Opening with Lynette (Spencer Locke) returning home after a date to find her father has killed her mother and mutilated himself, we are promptly shunted to Chicago where Aaron Hammond (Michael Welch) is making a meal of his application to a law firm. Returning home he finds the locks to his apartment have been changed for non-payment of rent. On top of this he receives a call from his ex Lisa (Melissa Bolona) to return home; his father has died.

His return is not without its problems as his mother Kate (Lin Shaye) grief stricken castigates him for not taking much interest in them and the reunions with old pals aren’t that friendly. It’s case of local boy trying to better himself and returning to resentment, though not without some reason.

There’s the funeral after which Aaron arranges a yard sale to get rid of his father’s old stuff only for his mother to rage at him, having not asked permission. A strange urn takes his eye and at the same time he makes some wishes and he wins enough on a scratchcard to cover his Chicago debts, and he becomes more handsome.
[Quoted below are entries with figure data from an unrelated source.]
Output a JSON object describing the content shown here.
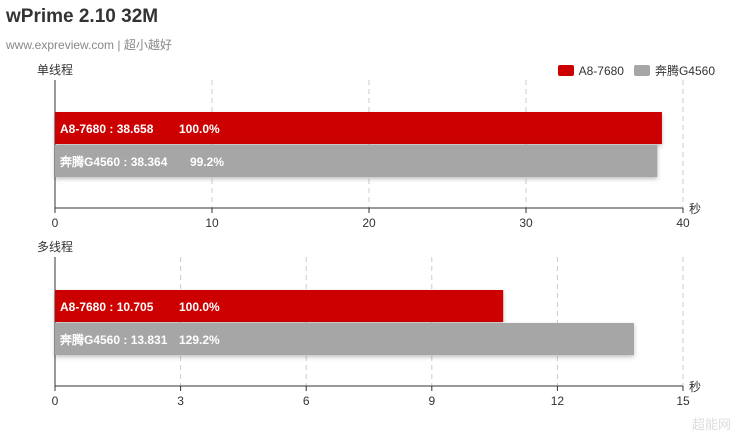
{
  "header": {
    "title": "wPrime 2.10 32M",
    "subtitle": "www.expreview.com | 超小越好"
  },
  "legend": [
    {
      "name": "A8-7680",
      "color": "#cc0000"
    },
    {
      "name": "奔腾G4560",
      "color": "#a6a6a6"
    }
  ],
  "colors": {
    "series1": "#cc0000",
    "series2": "#a6a6a6"
  },
  "chart_data": [
    {
      "type": "bar",
      "orientation": "horizontal",
      "title": "单线程",
      "xlabel": "秒",
      "xlim": [
        0,
        40
      ],
      "xticks": [
        0,
        10,
        20,
        30,
        40
      ],
      "grid": true,
      "series": [
        {
          "name": "A8-7680",
          "values": [
            38.658
          ],
          "label": "A8-7680 : 38.658",
          "percent": "100.0%"
        },
        {
          "name": "奔腾G4560",
          "values": [
            38.364
          ],
          "label": "奔腾G4560 : 38.364",
          "percent": "99.2%"
        }
      ]
    },
    {
      "type": "bar",
      "orientation": "horizontal",
      "title": "多线程",
      "xlabel": "秒",
      "xlim": [
        0,
        15
      ],
      "xticks": [
        0,
        3,
        6,
        9,
        12,
        15
      ],
      "grid": true,
      "series": [
        {
          "name": "A8-7680",
          "values": [
            10.705
          ],
          "label": "A8-7680 : 10.705",
          "percent": "100.0%"
        },
        {
          "name": "奔腾G4560",
          "values": [
            13.831
          ],
          "label": "奔腾G4560 : 13.831",
          "percent": "129.2%"
        }
      ]
    }
  ]
}
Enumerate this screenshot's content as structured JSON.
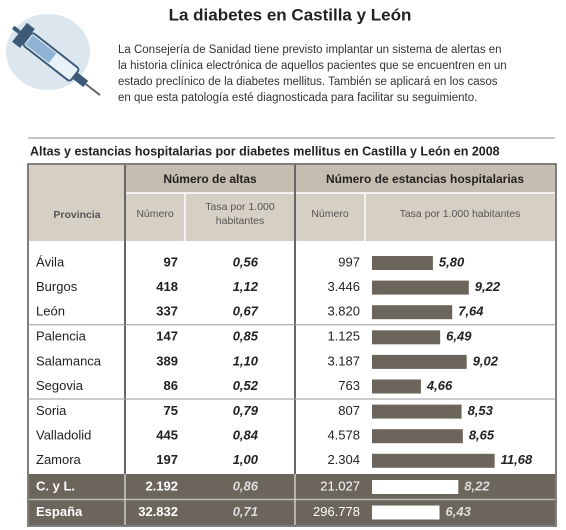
{
  "header": {
    "title": "La diabetes en Castilla y León",
    "body_lines": [
      "La Consejería de Sanidad tiene previsto implantar un sistema de alertas en",
      "la historia clínica electrónica de aquellos pacientes que se encuentren en un",
      "estado preclínico de la diabetes mellitus. También se aplicará en los casos",
      "en que esta patología esté diagnosticada para facilitar su seguimiento."
    ]
  },
  "table": {
    "title": "Altas  y estancias hospitalarias por diabetes mellitus en Castilla y León en 2008",
    "group_headers": [
      "Número de altas",
      "Número de estancias hospitalarias"
    ],
    "column_headers": {
      "province": "Provincia",
      "altas_number": "Número",
      "altas_rate": [
        "Tasa por 1.000",
        "habitantes"
      ],
      "stays_number": "Número",
      "stays_rate": "Tasa por 1.000 habitantes"
    },
    "rows": [
      [
        "Ávila",
        "97",
        "0,56",
        "997",
        {
          "value": 5.8,
          "label": "5,80"
        }
      ],
      [
        "Burgos",
        "418",
        "1,12",
        "3.446",
        {
          "value": 9.22,
          "label": "9,22"
        }
      ],
      [
        "León",
        "337",
        "0,67",
        "3.820",
        {
          "value": 7.64,
          "label": "7,64"
        }
      ],
      [
        "Palencia",
        "147",
        "0,85",
        "1.125",
        {
          "value": 6.49,
          "label": "6,49"
        }
      ],
      [
        "Salamanca",
        "389",
        "1,10",
        "3.187",
        {
          "value": 9.02,
          "label": "9,02"
        }
      ],
      [
        "Segovia",
        "86",
        "0,52",
        "763",
        {
          "value": 4.66,
          "label": "4,66"
        }
      ],
      [
        "Soria",
        "75",
        "0,79",
        "807",
        {
          "value": 8.53,
          "label": "8,53"
        }
      ],
      [
        "Valladolid",
        "445",
        "0,84",
        "4.578",
        {
          "value": 8.65,
          "label": "8,65"
        }
      ],
      [
        "Zamora",
        "197",
        "1,00",
        "2.304",
        {
          "value": 11.68,
          "label": "11,68"
        }
      ]
    ],
    "totals": [
      [
        "C. y L.",
        "2.192",
        "0,86",
        "21.027",
        {
          "value": 8.22,
          "label": "8,22"
        }
      ],
      [
        "España",
        "32.832",
        "0,71",
        "296.778",
        {
          "value": 6.43,
          "label": "6,43"
        }
      ]
    ]
  }
}
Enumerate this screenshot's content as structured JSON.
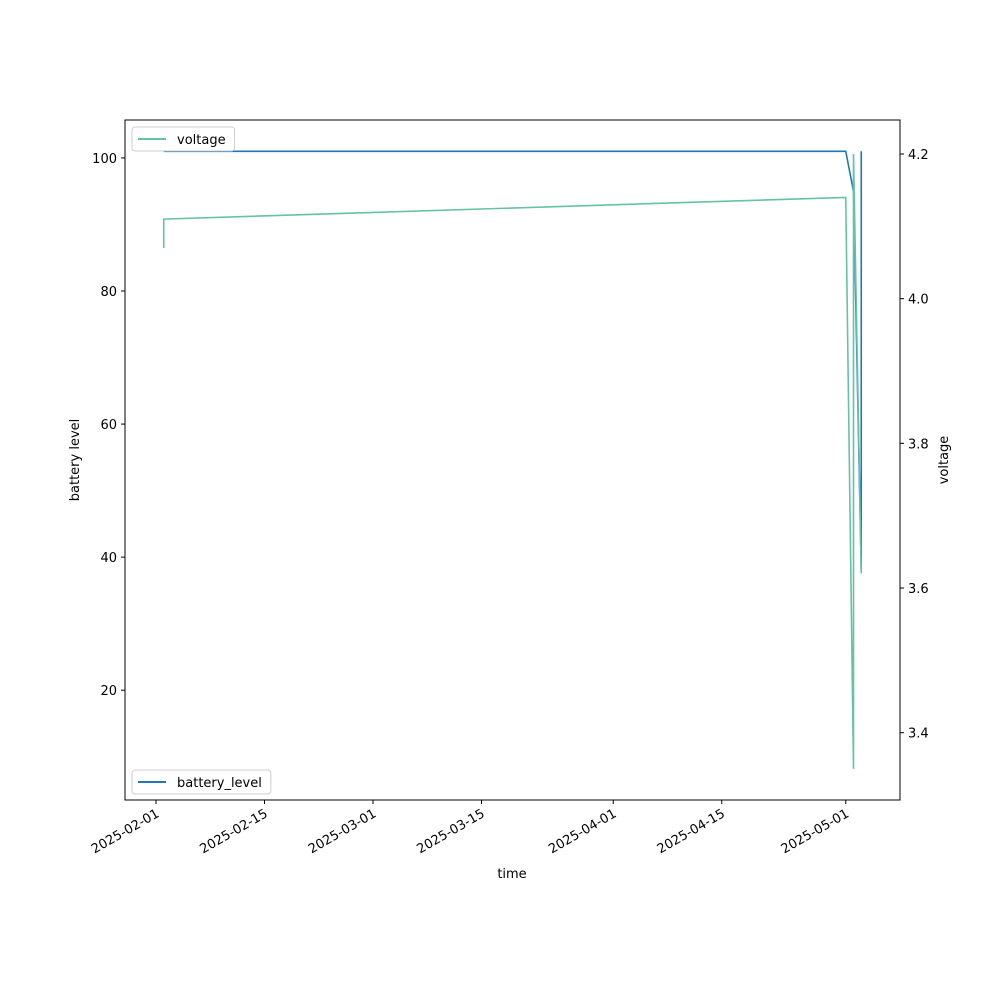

There are costs. His cleft lip is fixed but only after he was mown down by a car driven by his old pal Ty (Jean Elie). There’s also the appearance of best friend Jeremy (Jonathan Daniel Brown) with an endless supply of weed. Intertwined in all this is Lisa who has been looking after Kate (who is spiralling downwards mentally), and is in an abusive relationship with Derek (Kaiwi Lyman) the school bully, now sheriff.

Very slowly things are pieced together, with visits to the library and a chat/warning from the ever-reliable Tony Todd, Aaron and Lisa find Lynette for answers which leads them to the inevitable confrontations and revelations.

It doesn’t take too long for the film to settle down into a rhythm albeit a gentle one and it just about keeps the attention as director Timothy Woodard Jr and the writers lob in some newish ideas. The realisation of the power of the urn, where it comes from and what it contains isn’t very original, however the small adjustments to the common lore of these things makes it a little more interesting.

The cast are solid though Lin Shaye is exemplary as Kate, struggling with her loss and the coming to terms it either by natural or supernatural means.

There isn’t that much in the way of tension and the horror and violence are perfunctory. It just struggles to muster up any real dread and it’s not until the last act that it comes into itself and is actually quite effective.

The Final Wish is available on Digital HD now.